Complex Dynamics and Moduli Spaces

复杂动力学和模空间

• 批准号: 1305116
• 负责人: Curtis McMullen
• 金额: $ 44.64万
• 依托单位: Harvard University
• 依托单位国家: 美国
• 项目类别: Continuing Grant
• 财政年份: 2013
• 资助国家: 美国
• 起止时间: 2013-07-01 至 2018-06-30
• 项目状态: 已结题
• 来源: https://www.nsf.gov/awardsearch/showAward?AWD_ID=1305116&HistoricalAwards=false
• 关键词: Complex; Dynamics; Moduli; Spaces

Moduli spaces of lattices, Riemann surfaces, rational maps and other algebraic structures exhibit rich geometry, often accompanied by rigidity and a connection with arithmetic. These spaces also have a dynamical nature -- they support natural flows or group actions with complicated orbits, or they classify such actions. This projects aims to investigate moduli spaces from a dynamical perspective. In the setting of Riemann surfaces we study Teichmueller curves, Jacobians with real multiplication, volumes of complex hyperbolic cone manifolds and representations of the braid group developed by Picard, Deligne-Mostow and Thurston. We also investigate dynamical systems of low entropy, ranging from pseudo-Anosov maps to automorphism of K3 surfaces, via constructions adapted to small Salem numbers and Coxeter groups. In the setting of lattices we aim to investigate packing constants of ideals in number fields, and to demonstrate an abundance of bounded orbits for rank one flows, to complement the dearth of such orbits predicted in higher rank by conjectures of Littlewood and Margulis. Finally, in the setting of iterated rational maps in one complex variable, we study the natural bifurcation measure on moduli spaces attached to individual critical points, and aim to show their independence and transversality, with an eye towards arithmetic applications. We also intend to link the theory of Berkovitch spaces to the degeneration of hyperbolic manifolds to trees.From particle physics to finance, from evolution to climate change, the world is full of dynamical systems. Simple algebraic transformations already exhibit many of the features of these natural phenomena, such as phase transitions and tipping points that signal the onset of new regimes. These universal patterns may be revealed through the rigorous study of moduli spaces, their compactifications and their stratifications by dynamical invariants. This project appeals to a broad range of mathematical disciplines to both deepen our understanding of dynamical systems and to sharpen our mathematical and computational methods.

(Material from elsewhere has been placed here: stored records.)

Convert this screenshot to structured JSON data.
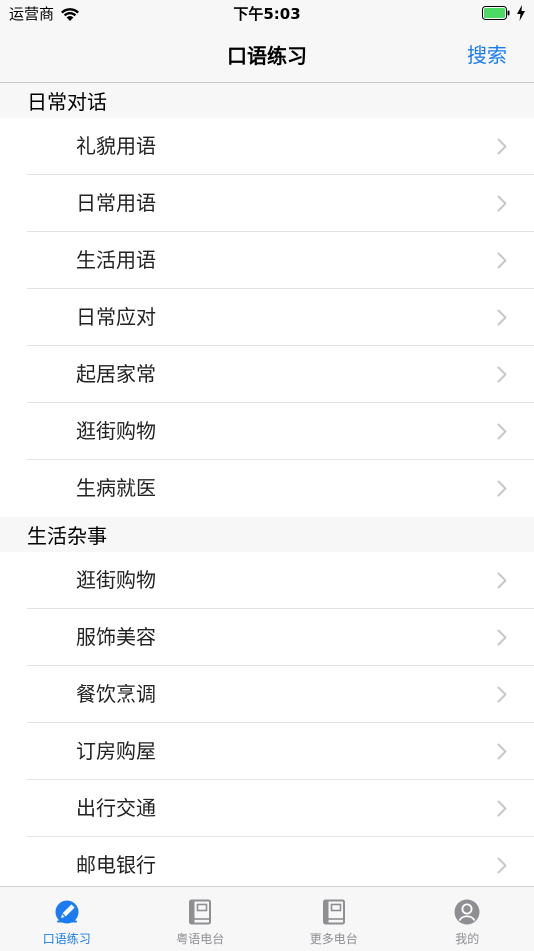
{
  "status_bar": {
    "carrier": "运营商",
    "time": "下午5:03"
  },
  "nav": {
    "title": "口语练习",
    "search_label": "搜索"
  },
  "sections": [
    {
      "title": "日常对话",
      "items": [
        "礼貌用语",
        "日常用语",
        "生活用语",
        "日常应对",
        "起居家常",
        "逛街购物",
        "生病就医"
      ]
    },
    {
      "title": "生活杂事",
      "items": [
        "逛街购物",
        "服饰美容",
        "餐饮烹调",
        "订房购屋",
        "出行交通",
        "邮电银行"
      ]
    }
  ],
  "tabs": [
    {
      "label": "口语练习",
      "icon": "pencil-icon",
      "active": true
    },
    {
      "label": "粤语电台",
      "icon": "book-icon",
      "active": false
    },
    {
      "label": "更多电台",
      "icon": "book-icon",
      "active": false
    },
    {
      "label": "我的",
      "icon": "user-icon",
      "active": false
    }
  ],
  "colors": {
    "accent": "#1a7cf0",
    "inactive": "#8e8e93",
    "battery": "#4cd964"
  }
}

格的模空间、黎曼曲面、有理映射和其他代数结构表现出丰富的几何学，通常伴随着刚性和与算术的联系。这些空间也有一个动态的性质-它们支持自然流或具有复杂轨道的群体行为，或者它们对这些行为进行分类。 这个项目旨在从动力学的角度研究模空间。 在设置的黎曼曲面，我们研究Teichmueller曲线，雅可比与真实的乘法，体积的复杂双曲锥流形和表示的辫子群开发的皮卡德，Deligne-Mostow和瑟斯顿。 我们还研究动力系统的低熵，从伪Anosov映射的K3表面的自同构，通过适应小塞勒姆数和Coxeter群的建设。 在设置格，我们的目标是调查包装常数的理想在数域中，并证明一个丰富的有界轨道的秩一流，补充缺乏这样的轨道预测在更高的排名由prostitutures的Littlewood和马古利斯。最后，在一个复变的迭代有理映射的设置下，我们研究了附加到各个临界点的模空间上的自然分歧测度，旨在表明它们的独立性和横截性，着眼于算术应用。我们还打算将Berkovitch空间的理论与双曲流形到树的退化联系起来。从粒子物理到金融，从进化到气候变化，世界充满了动力系统。 简单的代数变换已经展示了这些自然现象的许多特征，例如相变和临界点，它们标志着新制度的开始。这些普遍的模式可以通过模空间的严格研究，它们的紧化和动力学不变量的分层来揭示。 这个项目呼吁广泛的数学学科，既加深我们对动力系统的理解，又提高我们的数学和计算方法。